Un monumento en vida para Luiz Inácio Da Silva
Siempre resulta incómodo levantar estatuas en vida, al menos verlo desde afuera: no es que el agasajado tal vez no las merezca, sino que se corre el riesgo de que la falta de perspectiva que da la contemporaneidad incluya la posibilidad de dar un paso en falso y se termine haciendo una pirueta ridícula en lugar de concretar un reconocimiento. La película Lula, el hijo del Brasil no llega a ese extremo en donde el homenaje se convierte en otra cosa más cercana a las lamidas y las chupadas, pero tampoco alcanza a hacerle justicia a la que se supone es la verdadera historia –¿Cómo se define qué es la verdadera historia? ¿Quién decide cuál es?– del presidente brasileño Luiz Inácio Da Silva. Lula, para los amigos. Eso sucede fundamentalmente por aquella falta de perspectiva; porque de tan conocida la historia, el relato cinematográfico se vuelve menor de manera inevitable. Así, transcurridos los 128 minutos de película, queda la sensación de que en algún vericueto de la trama se aligera ese elemento místico que hace de la vida de Lula una poderosa épica moderna.

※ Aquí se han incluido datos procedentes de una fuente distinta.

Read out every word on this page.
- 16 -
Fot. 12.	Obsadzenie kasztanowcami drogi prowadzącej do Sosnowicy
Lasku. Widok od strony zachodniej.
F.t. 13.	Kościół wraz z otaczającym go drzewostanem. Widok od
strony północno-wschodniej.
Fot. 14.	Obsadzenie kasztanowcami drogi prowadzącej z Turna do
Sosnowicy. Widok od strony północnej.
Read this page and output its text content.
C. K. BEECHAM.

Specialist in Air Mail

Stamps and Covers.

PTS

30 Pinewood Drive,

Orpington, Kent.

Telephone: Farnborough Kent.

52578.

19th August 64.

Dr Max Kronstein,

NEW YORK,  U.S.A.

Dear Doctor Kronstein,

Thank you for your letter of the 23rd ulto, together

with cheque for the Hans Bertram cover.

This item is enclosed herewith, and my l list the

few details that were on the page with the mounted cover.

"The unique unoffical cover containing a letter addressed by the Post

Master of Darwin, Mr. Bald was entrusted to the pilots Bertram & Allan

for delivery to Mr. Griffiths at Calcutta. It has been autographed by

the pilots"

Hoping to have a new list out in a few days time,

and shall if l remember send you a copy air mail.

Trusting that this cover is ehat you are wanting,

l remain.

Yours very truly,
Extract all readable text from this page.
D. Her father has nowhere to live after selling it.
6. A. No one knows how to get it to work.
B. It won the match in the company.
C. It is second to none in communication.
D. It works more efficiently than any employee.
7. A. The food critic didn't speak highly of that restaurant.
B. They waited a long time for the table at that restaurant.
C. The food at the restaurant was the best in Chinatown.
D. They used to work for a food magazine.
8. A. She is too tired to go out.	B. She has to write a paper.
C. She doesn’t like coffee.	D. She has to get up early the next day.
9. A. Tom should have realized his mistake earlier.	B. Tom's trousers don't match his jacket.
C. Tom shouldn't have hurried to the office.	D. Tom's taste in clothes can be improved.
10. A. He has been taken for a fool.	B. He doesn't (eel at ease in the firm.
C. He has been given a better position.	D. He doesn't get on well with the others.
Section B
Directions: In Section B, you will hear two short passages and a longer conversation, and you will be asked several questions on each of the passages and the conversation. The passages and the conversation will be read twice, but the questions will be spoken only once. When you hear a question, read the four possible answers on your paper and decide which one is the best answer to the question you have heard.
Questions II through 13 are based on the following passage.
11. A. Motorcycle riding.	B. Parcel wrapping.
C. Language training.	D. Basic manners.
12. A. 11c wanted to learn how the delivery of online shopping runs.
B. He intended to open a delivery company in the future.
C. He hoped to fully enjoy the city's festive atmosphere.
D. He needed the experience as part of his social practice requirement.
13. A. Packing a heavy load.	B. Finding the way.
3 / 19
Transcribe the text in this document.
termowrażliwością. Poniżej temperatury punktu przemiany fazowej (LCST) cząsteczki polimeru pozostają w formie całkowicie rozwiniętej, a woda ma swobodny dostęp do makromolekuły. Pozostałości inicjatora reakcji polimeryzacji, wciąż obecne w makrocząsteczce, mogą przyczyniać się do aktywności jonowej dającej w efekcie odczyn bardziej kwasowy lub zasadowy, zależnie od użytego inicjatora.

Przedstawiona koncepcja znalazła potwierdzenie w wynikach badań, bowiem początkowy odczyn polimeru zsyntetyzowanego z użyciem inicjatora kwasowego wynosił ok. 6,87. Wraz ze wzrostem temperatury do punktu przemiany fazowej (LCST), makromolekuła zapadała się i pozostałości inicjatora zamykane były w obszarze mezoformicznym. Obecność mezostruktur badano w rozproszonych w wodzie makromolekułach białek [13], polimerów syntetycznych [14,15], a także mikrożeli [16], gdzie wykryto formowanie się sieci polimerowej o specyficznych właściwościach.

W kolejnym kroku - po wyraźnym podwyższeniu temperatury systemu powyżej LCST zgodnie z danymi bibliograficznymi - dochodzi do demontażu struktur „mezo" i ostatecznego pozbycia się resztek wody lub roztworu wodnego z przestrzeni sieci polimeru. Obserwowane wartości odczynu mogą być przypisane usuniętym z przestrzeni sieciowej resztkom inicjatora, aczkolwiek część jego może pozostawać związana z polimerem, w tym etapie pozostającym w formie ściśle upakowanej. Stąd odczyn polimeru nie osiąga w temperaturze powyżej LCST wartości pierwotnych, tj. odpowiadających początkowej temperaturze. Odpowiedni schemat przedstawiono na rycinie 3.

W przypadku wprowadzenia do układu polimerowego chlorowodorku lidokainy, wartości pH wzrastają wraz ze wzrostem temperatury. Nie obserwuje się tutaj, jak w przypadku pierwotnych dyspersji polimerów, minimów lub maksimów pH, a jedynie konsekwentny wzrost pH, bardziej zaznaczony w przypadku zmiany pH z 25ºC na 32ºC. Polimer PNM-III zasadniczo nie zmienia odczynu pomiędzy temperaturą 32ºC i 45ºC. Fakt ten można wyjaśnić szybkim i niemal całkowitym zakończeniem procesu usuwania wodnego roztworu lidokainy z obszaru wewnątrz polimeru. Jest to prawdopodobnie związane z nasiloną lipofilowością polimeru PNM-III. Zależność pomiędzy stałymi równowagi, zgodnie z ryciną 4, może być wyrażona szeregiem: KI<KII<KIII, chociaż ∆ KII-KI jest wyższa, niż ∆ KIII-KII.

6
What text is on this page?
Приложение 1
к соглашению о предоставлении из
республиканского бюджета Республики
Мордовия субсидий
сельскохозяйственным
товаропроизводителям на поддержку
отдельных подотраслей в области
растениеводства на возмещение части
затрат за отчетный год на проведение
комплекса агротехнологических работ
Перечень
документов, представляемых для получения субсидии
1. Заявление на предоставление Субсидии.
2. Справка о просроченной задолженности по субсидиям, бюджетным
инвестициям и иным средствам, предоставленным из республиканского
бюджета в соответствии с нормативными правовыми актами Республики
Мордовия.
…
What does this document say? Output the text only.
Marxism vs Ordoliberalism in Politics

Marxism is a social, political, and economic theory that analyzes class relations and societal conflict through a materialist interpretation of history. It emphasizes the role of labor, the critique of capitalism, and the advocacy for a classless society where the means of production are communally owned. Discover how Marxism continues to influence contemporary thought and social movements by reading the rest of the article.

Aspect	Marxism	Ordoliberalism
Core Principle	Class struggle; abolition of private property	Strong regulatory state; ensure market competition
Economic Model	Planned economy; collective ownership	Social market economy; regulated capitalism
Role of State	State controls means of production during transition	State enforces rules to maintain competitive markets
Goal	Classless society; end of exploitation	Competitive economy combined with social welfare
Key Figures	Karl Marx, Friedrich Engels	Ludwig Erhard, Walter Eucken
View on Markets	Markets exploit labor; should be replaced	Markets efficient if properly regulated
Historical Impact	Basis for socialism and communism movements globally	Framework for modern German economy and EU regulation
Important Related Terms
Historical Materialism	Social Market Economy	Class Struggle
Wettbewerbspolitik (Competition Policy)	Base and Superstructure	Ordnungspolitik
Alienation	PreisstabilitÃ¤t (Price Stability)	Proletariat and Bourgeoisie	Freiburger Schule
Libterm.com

La película comienza justo en los momentos previos al nacimiento del protagonista y termina antes de su primera postulación a la presidencia de su país. Es decir, los que se supone son los acontecimientos menos difundidos de la vida de Lula. La primera parte, la que narra su infancia, resulta una compilación de los problemas a los que la miseria extrema expone a los pobres de cualquier nación de América latina. Violencia doméstica. alcoholismo, abandono, hambre, exceso de progenie, trabajo infantil, y siguen las firmas. En ese caldo se coció la personalidad del pequeño Luiz Inácio y la película cumple en hacer ese retrato del modo más realista posible. De hecho, la golpiza que el pequeño Lula recibe de Aristide, su padre, claramente ameritaría la inclusión al final de los títulos de cierre de una variante de la clásica leyenda que avisa que “ningún animal resultó herido durante el rodaje de esta película”; que en este caso haría referencia a los niños actores. Lula, el hijo del Brasil se permite jugar con estereotipos cinematográficos a medida que la narración avanza. De ese modo aparecerá el recuerdo de Cinema Paradiso, de Giuseppe Tornatore, durante la escena en que un adolescente Lula y su hermano Ziza deben compartir un saco, para poder entrar al cine a maravillarse con las imágenes de viejas películas. O Love Story, cuando sobrevenga el drama romántico; o Romero, de John Duigan y varias de Costa Gavras, cuando el asunto se vuelva definitivamente político.
Recorriendo la vida familiar del hombre que torció el rumbo político de un país –y ayudó a hacer lo mismo con una región completa–, Lula, el hijo del Brasil repasa su vida sentimental, la relación con su madre, sus tragedias personales, pero también su ascendente carrera como líder del sindicato de metalúrgicos. Sobrecargada de música sutilmente intencionada, con un correcto manejo narrativo y una cuidada puesta, que incluye un buen trabajo de todo el reparto, la película de Lula es, sin dudas, otro exponente exitoso del género histórico que tantas satisfacciones dio a la televisión brasileña en el formato de telenovela diaria. Como en esos casos, la producción, el diseño y el arte son impecables en lo que atañe a la reconstrucción de época. A partir de esa relación podría decirse, sin temor a caer en un comentario burdo, que la película presenta la vida del actual presidente como un novelón histórico, comprimido en dos horas de metraje. Más allá de estas observaciones, Lula, el hijo del Brasil redondea un trabajo correcto. Y aun incompleto y falto de perspectiva, un válido monumento en vida para Lula, el hombre.